Nous avons en fait les mêmes congés que les collègues de jour plus un
repos compensatoire de sept pour cent de notre temps de travail de nuit
soit environ vingt minutes par nuit.
Pour vous montrer à quel point nos employeurs sont "pingres"...
Nous travaillons dix heures, sont inclus les temps de transmissions
aux collègues.
Environ un quart d'heure.
Pour calculer notre repos
compensatoire ils se basent sur neuf heures quarante cinq.
Le temps de
transmission du matin n'y est pas inclus.
Ils considèrent que le quart d'heure
après sept heure du "mat" est du travail de jour.
Vous l'aurez compris...au bout d'un moment...le "Jean Glaude"...avec
ses sorties surprises...commence à me les "briser sérieux"... et une
nuit...
Il sort de chez lui et se met à râler comme en plein jour faisant fit du sommeil des autres:
- C'est quoi ce bordel j'ai plus de courant...j'pige pas...il y a de la
lumière dans mon studio mais ma télé ne marche plus. Je n'ai pas pu
voir la fin de mon film...
- D'abord Jean-Claude tu vas "la mettre en veilleuse" car tu n'es pas
seul et je te rappelle que tu dois respecter le sommeil des
autres...ensuite je ne suis pas électricien...je n'y peux rien..
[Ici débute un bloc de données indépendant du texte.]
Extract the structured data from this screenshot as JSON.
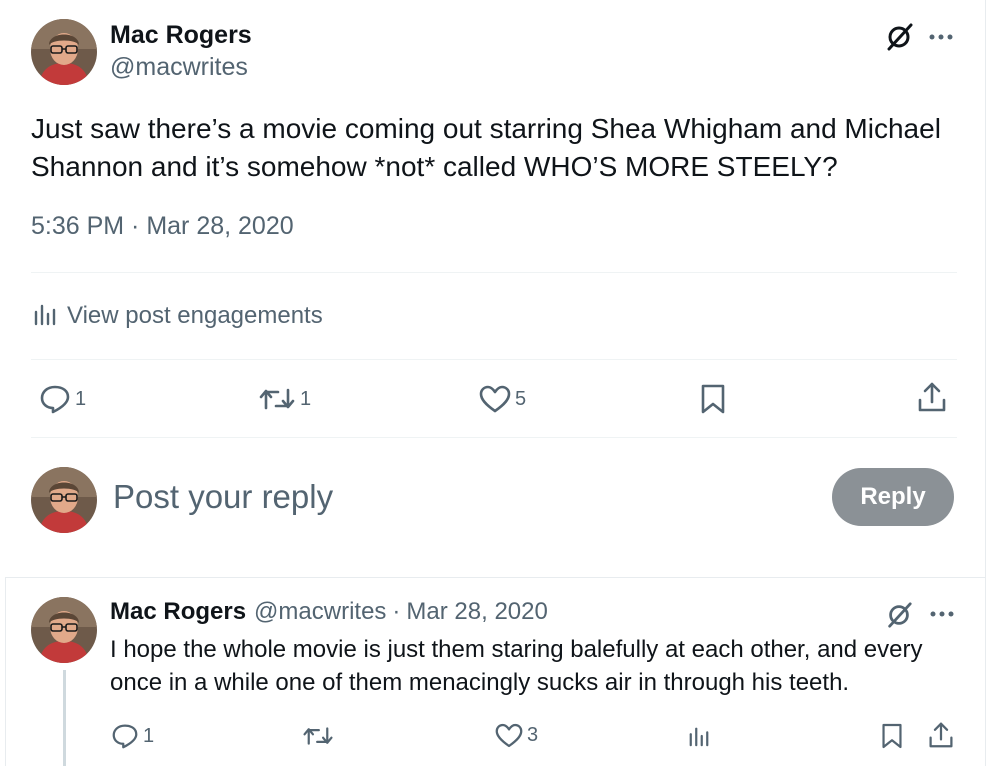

Petit (ou gros c'est selon) mensonge de ma part car cette nuit là le
"Jean Glaude" il était sorti déjà trois fois en deux heures et j'en
avais sérieusement "raz la casquette" d'être surpris en plein ouvrage,
de le voir en permanence, venir fumer son clope et me tenir ensuite le
crachoir, me répéter toujours les mêmes choses comme il fait chaque
nuit...alors que de son studio il avait accès à une sortie sur le jardin
et où il ne dérangeait personne...
Mais cela l'ennuyait disait-il car son chat risquait de s'échapper...
Je lui avais répondu:
- Tu sais ..je ne crois pas que ton matou il t'en voudra si, le temps
que tu fumes ta cigarette, tu l'enfermes quelques minutes dans la salle
de bain..
Alors comme Mr continuait son petit manège ... après son troisième
passage, j' étais allé au tableau électrique et j'avais momentanément
coupé le différentiel qui commande les prises murales...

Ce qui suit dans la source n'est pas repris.